Christian Berthold vom CHE sagte der ZEIT, „mit der richtigen Förderung könnten auch diese 87 Prozent Nicht-Wunschkandidaten zu guten, ja herausragenden Hochschulabsolventen werden." Das Problem aber seien all jene Professoren, die diese neue Vielfalt als Defizit sähen. Der „Wunschkandidat", so die ZEIT, „entspricht, könnte man sagen, im Wesentlichen dem Bild, das die meisten Professoren von sich selbst haben" – und darum betont Ulrike Senger vom Zentrum für Hochschul- und Weiterbildung an der Universität Hamburg, dass es künftig darauf ankommen werde, dass die Professoren an ihren Studenten auch diejenigen Eigenschaften schätzen lernen, die sie selber nicht haben. Zwar kommt auch der Präsident des Hochschulverbandes, Bernhard Kempen, zu Wort, und verteidigt seine Kollegen: Sie seien längst weiter als das CHE suggeriere. Doch die ZEIT attestiert den Professoren „wenig Selbstkritik" – ein Vorwurf, der angesichts der Schere zwischen „mangelndes intellektuelles Vermögen" (68,6 %) und „zu wenig /schlechte Betreuung" (24,5 %) als Lehrenden-Antwort auf die Studienabbruchsgründe nicht ganz unberechtigt scheint.

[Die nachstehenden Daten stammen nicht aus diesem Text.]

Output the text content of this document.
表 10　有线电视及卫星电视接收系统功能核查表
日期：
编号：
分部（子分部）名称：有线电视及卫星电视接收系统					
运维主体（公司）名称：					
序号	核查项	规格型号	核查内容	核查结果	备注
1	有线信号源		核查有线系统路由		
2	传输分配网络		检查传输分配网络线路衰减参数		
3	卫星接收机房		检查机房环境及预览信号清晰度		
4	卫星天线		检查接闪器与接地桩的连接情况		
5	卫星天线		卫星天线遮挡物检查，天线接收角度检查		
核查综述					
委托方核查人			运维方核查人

Fazit des Autors ist, dass die Hochschullehrer ihre eigenen Studenten nicht gut genug kennen und dies ein Grund dafür ist, dass Deutschland in der Hochschullehre nicht weiter oben im Ranking steht. Und durch gut gemeinte Uni-Projekte für Studierende mit Kind, Behinderte oder Migranten bekräftige man sogar die Illusion vom „Normalstudenten". Lösungen aber kann weder der Artikel noch das CHE bieten. Man hofft, mit der Studententypisierung einen „Bewusstseinswandel anzuregen". Als Student kann man darauf nur hoffen, denn sonderlich motivierend ist das negative Bild, das einige Professoren von ihren Lernenden haben, wahrlich nicht. Und auch Professor Fohrmann muss über kurz oder lang einsehen, dass die Quote von drei Prozent Studenten pro Abiturjahrgang und die von Bernhard Kempen so genannte „Bestenauswahl" längst Vergangenheit ist - und vor allem Vergangenheit bleiben wird.